If prices alone dictated inflation this might be true, however I'm swimming against the tide again on this issue by stating that this diagram shows the key ingredient missing from the equation.

There is also the issue of wage led inflation, but this has been stemmed by the biggest earners in society holding off on wage demands and taking home one off bonuses instead, and its not like they'll dry up now is it - oh wait, shit they have. Now we need a diagram showing us kissing our arses goodbye.

Nick von Mises said...

"Even the spending on running costs comes back to the Government in terms of NI/Income tax and corporation tax."
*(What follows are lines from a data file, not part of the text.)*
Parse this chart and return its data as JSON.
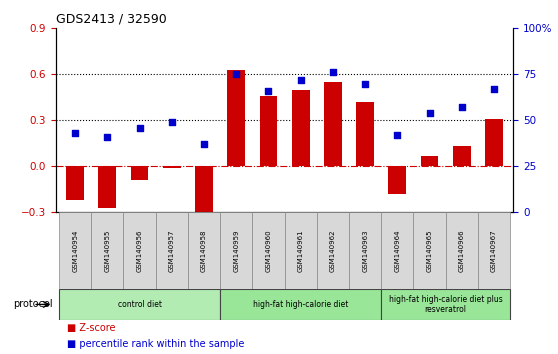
{
  "title": "GDS2413 / 32590",
  "samples": [
    "GSM140954",
    "GSM140955",
    "GSM140956",
    "GSM140957",
    "GSM140958",
    "GSM140959",
    "GSM140960",
    "GSM140961",
    "GSM140962",
    "GSM140963",
    "GSM140964",
    "GSM140965",
    "GSM140966",
    "GSM140967"
  ],
  "z_scores": [
    -0.22,
    -0.27,
    -0.09,
    -0.01,
    -0.35,
    0.63,
    0.46,
    0.5,
    0.55,
    0.42,
    -0.18,
    0.07,
    0.13,
    0.31
  ],
  "percentile_ranks": [
    43,
    41,
    46,
    49,
    37,
    75,
    66,
    72,
    76,
    70,
    42,
    54,
    57,
    67
  ],
  "ylim_left": [
    -0.3,
    0.9
  ],
  "ylim_right": [
    0,
    100
  ],
  "yticks_left": [
    -0.3,
    0.0,
    0.3,
    0.6,
    0.9
  ],
  "yticks_right": [
    0,
    25,
    50,
    75,
    100
  ],
  "bar_color": "#cc0000",
  "dot_color": "#0000cc",
  "groups": [
    {
      "label": "control diet",
      "start": 0,
      "end": 4,
      "color": "#b3ecb3"
    },
    {
      "label": "high-fat high-calorie diet",
      "start": 5,
      "end": 9,
      "color": "#99e699"
    },
    {
      "label": "high-fat high-calorie diet plus\nresveratrol",
      "start": 10,
      "end": 13,
      "color": "#99e699"
    }
  ],
  "group_dividers": [
    4.5,
    9.5
  ],
  "protocol_label": "protocol",
  "legend_zscore": "Z-score",
  "legend_percentile": "percentile rank within the sample",
  "hline_color": "#cc0000",
  "background_color": "#ffffff",
  "tick_label_color_left": "#cc0000",
  "tick_label_color_right": "#0000cc",
  "sample_box_color": "#d8d8d8",
  "sample_box_edge": "#888888"
}
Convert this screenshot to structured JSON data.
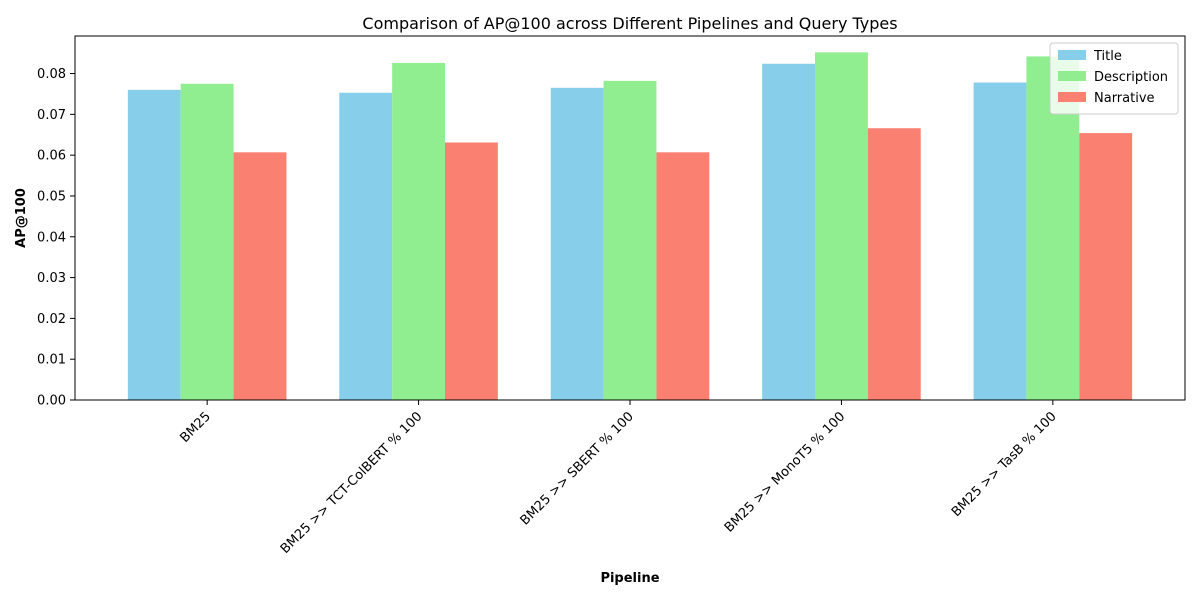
{
  "chart_data": {
    "type": "bar",
    "title": "Comparison of AP@100 across Different Pipelines and Query Types",
    "xlabel": "Pipeline",
    "ylabel": "AP@100",
    "categories": [
      "BM25",
      "BM25 >> TCT-ColBERT % 100",
      "BM25 >> SBERT % 100",
      "BM25 >> MonoT5 % 100",
      "BM25 >> TasB % 100"
    ],
    "series": [
      {
        "name": "Title",
        "color": "#87CEEB",
        "values": [
          0.076,
          0.0753,
          0.0765,
          0.0824,
          0.0778
        ]
      },
      {
        "name": "Description",
        "color": "#90EE90",
        "values": [
          0.0775,
          0.0826,
          0.0782,
          0.0852,
          0.0842
        ]
      },
      {
        "name": "Narrative",
        "color": "#FA8072",
        "values": [
          0.0607,
          0.0631,
          0.0607,
          0.0666,
          0.0654
        ]
      }
    ],
    "ylim": [
      0,
      0.0892
    ],
    "yticks": [
      "0.00",
      "0.01",
      "0.02",
      "0.03",
      "0.04",
      "0.05",
      "0.06",
      "0.07",
      "0.08"
    ],
    "grid": false,
    "legend_position": "top-right",
    "xtick_rotation": 45
  }
}
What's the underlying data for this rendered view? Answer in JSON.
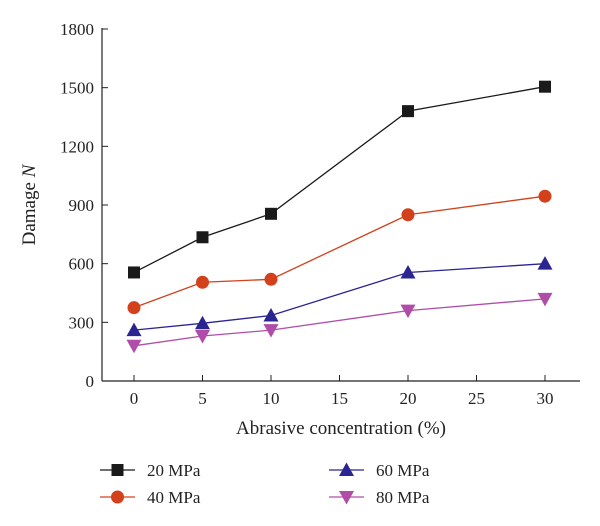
{
  "chart_data": {
    "type": "line",
    "xlabel": "Abrasive concentration (%)",
    "ylabel_main": "Damage ",
    "ylabel_var": "N",
    "x_ticks": [
      "0",
      "5",
      "10",
      "15",
      "20",
      "25",
      "30"
    ],
    "y_ticks": [
      "0",
      "300",
      "600",
      "900",
      "1200",
      "1500",
      "1800"
    ],
    "ylim": [
      0,
      1800
    ],
    "grid": false,
    "legend_position": "bottom",
    "categories": [
      "0",
      "5",
      "10",
      "20",
      "30"
    ],
    "series": [
      {
        "name": "20 MPa",
        "color": "#1a1a1a",
        "marker": "square",
        "values": [
          555,
          735,
          855,
          1380,
          1505
        ]
      },
      {
        "name": "40 MPa",
        "color": "#d2401c",
        "marker": "circle",
        "values": [
          375,
          505,
          520,
          850,
          945
        ]
      },
      {
        "name": "60 MPa",
        "color": "#2b2592",
        "marker": "triangle-up",
        "values": [
          260,
          295,
          335,
          555,
          600
        ]
      },
      {
        "name": "80 MPa",
        "color": "#b04da8",
        "marker": "triangle-down",
        "values": [
          180,
          230,
          260,
          360,
          420
        ]
      }
    ]
  }
}
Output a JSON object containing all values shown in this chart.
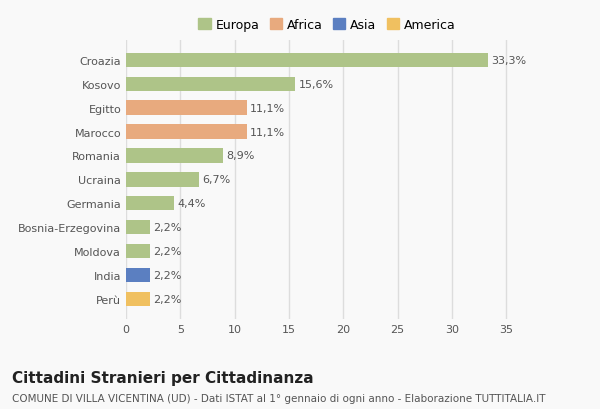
{
  "categories": [
    "Croazia",
    "Kosovo",
    "Egitto",
    "Marocco",
    "Romania",
    "Ucraina",
    "Germania",
    "Bosnia-Erzegovina",
    "Moldova",
    "India",
    "Perù"
  ],
  "values": [
    33.3,
    15.6,
    11.1,
    11.1,
    8.9,
    6.7,
    4.4,
    2.2,
    2.2,
    2.2,
    2.2
  ],
  "labels": [
    "33,3%",
    "15,6%",
    "11,1%",
    "11,1%",
    "8,9%",
    "6,7%",
    "4,4%",
    "2,2%",
    "2,2%",
    "2,2%",
    "2,2%"
  ],
  "colors": [
    "#aec488",
    "#aec488",
    "#e8aa7e",
    "#e8aa7e",
    "#aec488",
    "#aec488",
    "#aec488",
    "#aec488",
    "#aec488",
    "#5b7fc1",
    "#f0c060"
  ],
  "legend_labels": [
    "Europa",
    "Africa",
    "Asia",
    "America"
  ],
  "legend_colors": [
    "#aec488",
    "#e8aa7e",
    "#5b7fc1",
    "#f0c060"
  ],
  "title": "Cittadini Stranieri per Cittadinanza",
  "subtitle": "COMUNE DI VILLA VICENTINA (UD) - Dati ISTAT al 1° gennaio di ogni anno - Elaborazione TUTTITALIA.IT",
  "xlim": [
    0,
    37
  ],
  "xticks": [
    0,
    5,
    10,
    15,
    20,
    25,
    30,
    35
  ],
  "background_color": "#f9f9f9",
  "grid_color": "#dddddd",
  "bar_height": 0.6,
  "title_fontsize": 11,
  "subtitle_fontsize": 7.5,
  "label_fontsize": 8,
  "tick_fontsize": 8,
  "legend_fontsize": 9
}
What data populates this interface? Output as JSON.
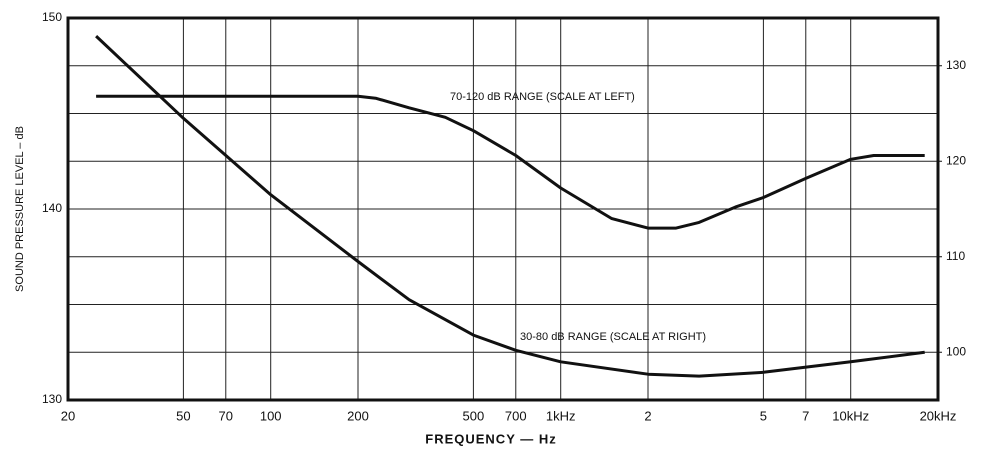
{
  "chart_data": {
    "type": "line",
    "xlabel": "FREQUENCY — Hz",
    "ylabel": "SOUND PRESSURE LEVEL – dB",
    "xscale": "log",
    "xlim": [
      20,
      20000
    ],
    "xticks": [
      20,
      50,
      70,
      100,
      200,
      500,
      700,
      {
        "value": 1000,
        "label": "1kHz"
      },
      {
        "value": 2000,
        "label": "2"
      },
      {
        "value": 5000,
        "label": "5"
      },
      {
        "value": 7000,
        "label": "7"
      },
      {
        "value": 10000,
        "label": "10kHz"
      },
      {
        "value": 20000,
        "label": "20kHz"
      }
    ],
    "ylim": [
      130,
      150
    ],
    "yticks": [
      130,
      140,
      150
    ],
    "y2lim": [
      95,
      135
    ],
    "y2ticks": [
      100,
      110,
      120,
      130
    ],
    "y_grid": [
      130,
      132.5,
      135,
      137.5,
      140,
      142.5,
      145,
      147.5,
      150
    ],
    "grid": true,
    "series": [
      {
        "name": "70-120 dB RANGE (SCALE AT LEFT)",
        "color": "#111111",
        "axis": "y",
        "x": [
          25,
          50,
          100,
          200,
          230,
          300,
          400,
          500,
          700,
          1000,
          1500,
          2000,
          2500,
          3000,
          4000,
          5000,
          7000,
          10000,
          12000,
          18000
        ],
        "values": [
          145.9,
          145.9,
          145.9,
          145.9,
          145.8,
          145.3,
          144.8,
          144.1,
          142.8,
          141.1,
          139.5,
          139.0,
          139.0,
          139.3,
          140.1,
          140.6,
          141.6,
          142.6,
          142.8,
          142.8
        ]
      },
      {
        "name": "30-80 dB RANGE (SCALE AT RIGHT)",
        "color": "#111111",
        "axis": "y2",
        "x": [
          25,
          50,
          100,
          200,
          300,
          500,
          700,
          1000,
          2000,
          3000,
          5000,
          10000,
          18000
        ],
        "values": [
          133.1,
          124.5,
          116.5,
          109.5,
          105.5,
          101.8,
          100.2,
          99.0,
          97.7,
          97.5,
          97.9,
          99.0,
          100.0
        ]
      }
    ]
  }
}
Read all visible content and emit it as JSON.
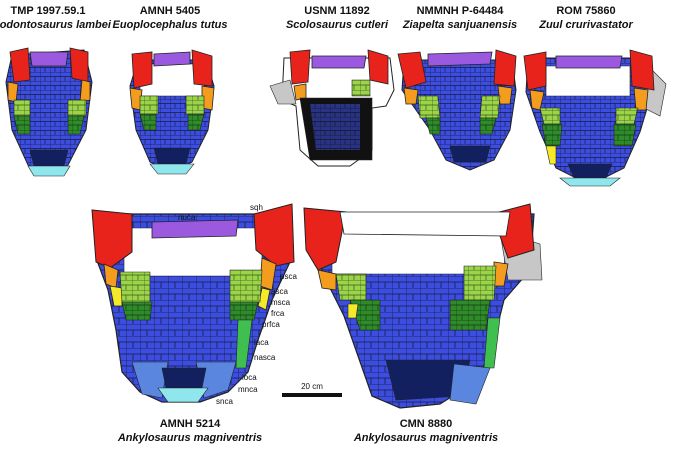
{
  "specimens": [
    {
      "id": "TMP 1997.59.1",
      "species": "Anodontosaurus lambei"
    },
    {
      "id": "AMNH 5405",
      "species": "Euoplocephalus tutus"
    },
    {
      "id": "USNM 11892",
      "species": "Scolosaurus cutleri"
    },
    {
      "id": "NMMNH P-64484",
      "species": "Ziapelta sanjuanensis"
    },
    {
      "id": "ROM 75860",
      "species": "Zuul crurivastator"
    },
    {
      "id": "AMNH 5214",
      "species": "Ankylosaurus magniventris"
    },
    {
      "id": "CMN 8880",
      "species": "Ankylosaurus magniventris"
    }
  ],
  "annotations": [
    "nuca",
    "sqh",
    "psca",
    "asca",
    "msca",
    "frca",
    "prfca",
    "laca",
    "nasca",
    "loca",
    "mnca",
    "snca"
  ],
  "scale_bar": {
    "label": "20 cm"
  },
  "colors": {
    "squamosal": "#e8231b",
    "nuchal": "#9b59e0",
    "postocular": "#f39c1e",
    "lacrimal_yellow": "#f4ea2a",
    "frontal_light": "#9bd34a",
    "frontal_dark": "#2f8a2a",
    "median": "#3b4ee0",
    "median_dark": "#1f2f9a",
    "nasal_dark": "#13205f",
    "snout": "#8fe6ec",
    "loreal": "#5b86e0",
    "grey": "#c7c7c7",
    "lacrimal_green": "#3fbf4f"
  }
}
Public sector does not pay tax. It's a nominal transaction.

roym said...

Nick,
isnt a substantial proportion of spending on public services actually going to outsourced private sector firms? who will of course pay tax etc

Anonymous said...

That is the middle class buyoff though. The public sector redirect substantial sums to lawyers/consultants of various types who are all in the private sector.
However, the public sector is too useless to function with their own employees, who after all, will never get fired and never lose their jobs.

Nick von Mises said...

Roym,

Get things straight:

1. Private sector creates wealth independent of government
2. Government steals part of that wealth, called "taxation". This is a real transfer of wealth
3. Government spends money on public sector salaries, after deducting a nominal paper sum. They call that "taxation" too but there is no economic relation to point (2) because they are making paper sums not transfering wealth.
4. Government spends money on private contractors. Whatever taxes they pay is returning that portion of wealth back to the government. It's a slightly more circuitous route of the same nominal transaction oas (3). There is no wealth transfer.

Perhaps you mean "private sector" to be any company that pays dividends to shareholders / profit shares to partners, and thus includes parasitical contractors that suck on the taxpayer teat. There's no real economic difference between them and being employees of a government department (except possible efficiency gains through at least the potential for competition among vendors).

For Austrians "private sector" means private actors in voluntary exchange with other private actors on a free market: i.e. the bit of the economy that actually makes things.

And this is without considering all the usual overpayment/inefficiency/fraud of government.